Bedeutung der Früherkennung

Die Früherkennung von Demenz hat in den letzten Jahren an Bedeutung hinzugewonnen. Eine neue Studie hat gezeigt, dass bei Betroffenen mit milder kognitiver Beeinträchtigung (MCI) oder leichter Demenz der Amyloid-Antikörper Lecanemab den Abbau der kognitiven Fähigkeiten um 27 % verlangsamen kann.
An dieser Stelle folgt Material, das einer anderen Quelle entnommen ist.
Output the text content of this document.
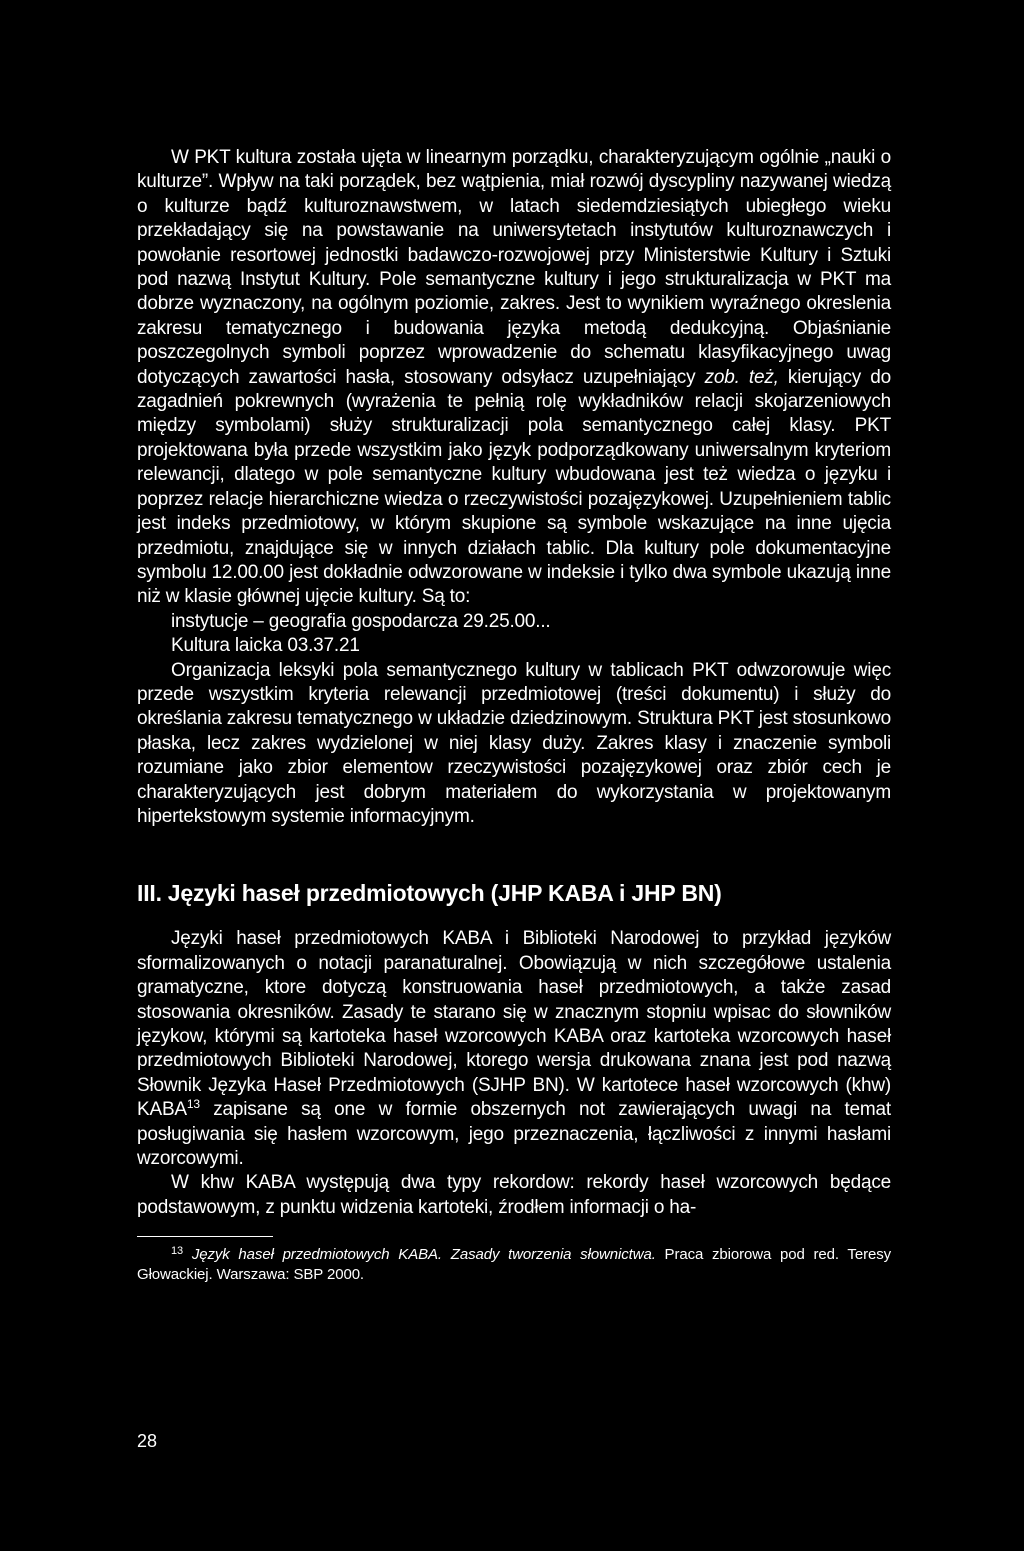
W PKT kultura została ujęta w linearnym porządku, charakteryzującym ogólnie „nauki o kulturze”. Wpływ na taki porządek, bez wątpienia, miał rozwój dyscypliny nazywanej wiedzą o kulturze bądź kulturoznawstwem, w latach siedemdziesiątych ubiegłego wieku przekładający się na powstawanie na uniwersytetach instytutów kulturoznawczych i powołanie resortowej jednostki badawczo-rozwojowej przy Ministerstwie Kultury i Sztuki pod nazwą Instytut Kultury. Pole semantyczne kultury i jego strukturalizacja w PKT ma dobrze wyznaczony, na ogólnym poziomie, zakres. Jest to wynikiem wyraźnego okreslenia zakresu tematycznego i budowania języka metodą dedukcyjną. Objaśnianie poszczegolnych symboli poprzez wprowadzenie do schematu klasyfikacyjnego uwag dotyczących zawartości hasła, stosowany odsyłacz uzupełniający zob. też, kierujący do zagadnień pokrewnych (wyrażenia te pełnią rolę wykładników relacji skojarzeniowych między symbolami) służy strukturalizacji pola semantycznego całej klasy. PKT projektowana była przede wszystkim jako język podporządkowany uniwersalnym kryteriom relewancji, dlatego w pole semantyczne kultury wbudowana jest też wiedza o języku i poprzez relacje hierarchiczne wiedza o rzeczywistości pozajęzykowej. Uzupełnieniem tablic jest indeks przedmiotowy, w którym skupione są symbole wskazujące na inne ujęcia przedmiotu, znajdujące się w innych działach tablic. Dla kultury pole dokumentacyjne symbolu 12.00.00 jest dokładnie odwzorowane w indeksie i tylko dwa symbole ukazują inne niż w klasie głównej ujęcie kultury. Są to:

instytucje – geografia gospodarcza 29.25.00...

Kultura laicka 03.37.21

Organizacja leksyki pola semantycznego kultury w tablicach PKT odwzorowuje więc przede wszystkim kryteria relewancji przedmiotowej (treści dokumentu) i służy do określania zakresu tematycznego w układzie dziedzinowym. Struktura PKT jest stosunkowo płaska, lecz zakres wydzielonej w niej klasy duży. Zakres klasy i znaczenie symboli rozumiane jako zbior elementow rzeczywistości pozajęzykowej oraz zbiór cech je charakteryzujących jest dobrym materiałem do wykorzystania w projektowanym hipertekstowym systemie informacyjnym.

III. Języki haseł przedmiotowych (JHP KABA i JHP BN)

Języki haseł przedmiotowych KABA i Biblioteki Narodowej to przykład języków sformalizowanych o notacji paranaturalnej. Obowiązują w nich szczegółowe ustalenia gramatyczne, ktore dotyczą konstruowania haseł przedmiotowych, a także zasad stosowania okresników. Zasady te starano się w znacznym stopniu wpisac do słowników językow, którymi są kartoteka haseł wzorcowych KABA oraz kartoteka wzorcowych haseł przedmiotowych Biblioteki Narodowej, ktorego wersja drukowana znana jest pod nazwą Słownik Języka Haseł Przedmiotowych (SJHP BN). W kartotece haseł wzorcowych (khw) KABA$^{13}$ zapisane są one w formie obszernych not zawierających uwagi na temat posługiwania się hasłem wzorcowym, jego przeznaczenia, łączliwości z innymi hasłami wzorcowymi.

W khw KABA występują dwa typy rekordow: rekordy haseł wzorcowych będące podstawowym, z punktu widzenia kartoteki, źrodłem informacji o ha-

$^{13}$ Język haseł przedmiotowych KABA. Zasady tworzenia słownictwa. Praca zbiorowa pod red. Teresy Głowackiej. Warszawa: SBP 2000.

28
Symptome und Verhaltensweisen, die auf Demenz hindeuten können

Verschiedene Anzeichen im Verhalten einer Person können auf eine Demenz hindeuten. Dazu gehören:

  • Vergesslichkeit (z.B. Verlegen von Gegenständen, Verpassen von Terminen, Vergessen von Namen und Worten)
  • Orientierungslosigkeit in fremder Umgebung
  • Wiederholtes Erzählen der gleichen Geschichte am Tag, ohne es selbst wahrzunehmen
  • Wortfindungsstörungen
  • Schwierigkeiten, sich an neue Abläufe zu gewöhnen
  • Probleme, den Inhalt eines Fernsehfilms zu verstehen
  • Vergessen wichtiger Sachen, die gestern getan wurden oder sich gestern ereigneten
  • Verwechslung von Dingen, die erzählt wurden
  • Schwierigkeiten, alte Geschichten und lustige Begebenheiten zu berichten
  • Veränderungen in der Persönlichkeit und im Verhalten (z.B. Aggressivität, Streitlust, Ablehnung, starke Anhänglichkeit, Angstreaktionen)

Differenzialdiagnose

Es ist wichtig zu beachten, dass Vergesslichkeit und andere kognitive Beeinträchtigungen nicht immer auf eine Demenz hindeuten müssen. In der zweiten Lebenshälfte kann Vergesslichkeit normal sein. Auch andere Erkrankungen wie Depressionen (depressive Pseudodemenz) oder ein Delir können ähnliche Symptome wie Demenz verursachen. Daher ist eine umfassende medizinische Untersuchung durch einen Arzt unerlässlich, um die genaue Ursache der Beschwerden zu ermitteln.

Anlaufstellen und Unterstützung

Wenn Sie selbst oder mit Ihrem Angehörigen zusammen einen Demenz-Selbsttest gemacht haben und den Verdacht auf eine Demenz-Erkrankung haben, sollten Sie sich an einen Arzt wenden. Die erste Anlaufstelle ist in der Regel der Hausarzt. Er kann eine erste Einschätzung vornehmen und gegebenenfalls an einen Facharzt (Neurologen, Psychiater oder Geriater) überweisen.

Es gibt auch zahlreiche Beratungsstellen, Gedächtnissprechstunden und Memory-Kliniken, die Unterstützung und Informationen für Betroffene und Angehörige anbieten. Eine gute Auflistung von Beratungsstellen finden Sie bei der Selbsthilfe Übersicht der Deutschen Alzheimer Gesellschaft.